From what I remember, I hit puberty quite early, both physically and emotionally. I faced ridicule for everything that happened to me, even from my closest friends. Children can be so mean. For almost four years (the end of grade three through the start of grade four) I had feelings for just one girl, a girl I never “dated”. I look back and wonder how this was possible at such a young age and I still don’t understand it. The point is, I was ridiculed by my family for liking a girl. As a result, I began hiding myself. Socially crippling myself at the age of twelve.
My emotions still stay hidden from everyone, bar those I let in or those who somehow get through my defenses. I find it incredibly difficult to change this. When I was fifteen, the year after my parents divorced, I was discovering the internet and the wonder of chatrooms. I met a girl in an ancient javascript chatroom and developed feelings toward her, without knowing whether or not she was really a girl (oh internet, you so tricksy), which doesn’t really matter at all when I look back. We’d been talking for months and I told her of these feelings that I had. She told me that I had to open up.
I’ve had some minor success with this in the last eight years, but I still find it impossible to be open in public and it’s incredibly difficult for me to cry at all - this is always done in private. I think it’s been two or three years since I last cried.

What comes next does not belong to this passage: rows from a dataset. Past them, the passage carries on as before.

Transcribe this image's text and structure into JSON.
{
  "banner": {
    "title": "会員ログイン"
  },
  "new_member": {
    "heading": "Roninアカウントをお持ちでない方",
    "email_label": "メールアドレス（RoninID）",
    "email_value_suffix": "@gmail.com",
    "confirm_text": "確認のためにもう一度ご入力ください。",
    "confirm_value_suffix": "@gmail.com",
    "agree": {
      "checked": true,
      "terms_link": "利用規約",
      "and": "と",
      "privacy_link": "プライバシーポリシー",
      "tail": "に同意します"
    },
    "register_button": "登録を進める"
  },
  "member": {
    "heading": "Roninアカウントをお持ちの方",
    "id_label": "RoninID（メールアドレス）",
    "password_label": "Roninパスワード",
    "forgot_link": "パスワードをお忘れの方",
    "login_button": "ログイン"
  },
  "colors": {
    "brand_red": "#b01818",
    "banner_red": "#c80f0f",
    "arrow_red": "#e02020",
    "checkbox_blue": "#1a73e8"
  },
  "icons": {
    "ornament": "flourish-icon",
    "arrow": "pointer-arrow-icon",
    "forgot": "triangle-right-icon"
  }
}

There is hope for me yet. I’ve been noticeably growing as a person over the last four years and I’m gaining some sense of identity (with many thanks to those I’m following here on tumblr).
What I’m noticing now though, is that I have trouble separating myself from these views that have been pressed into my brain by society. I know that women are not weaker and that it’s not wrong to be similar to a woman. Hell, I don’t even know what it means to be a “good man” or a “good woman,” but I hate when people use those words. Man and woman are not important, it’s who you are as a person that matters. Back to the point of this paragraph, I still use “woman”, “man”, “boy”, and “girl” in the negative manners taught me. I know I want to change this, but I don’t know how. Do I spend a year or two attempting to remove the use of such words from my idiolect? What about the influence of the people around me and them using those words in that same negative way? The future of my family is definitely worth this, but I find it so difficult.. Am I to argue with every person who uses a term in an oppressive way? I want to, but is it appropriate?
[TL;DR] When I started writing this, I had a point that I wished to make, it was this;
I am disgusted with the way society has educated me and the people I grew up with. I am disappointed that my family could not see the way things are. I am disappointed in myself that I so difficult to throw off these shackles. I’m disappointed that I feel imprisoned by things I don’t believe in.
How can I be a man?
It took me three hours to write this… It’s easily the most personal thing I’ve ever left on the internet. I will not be deleting it.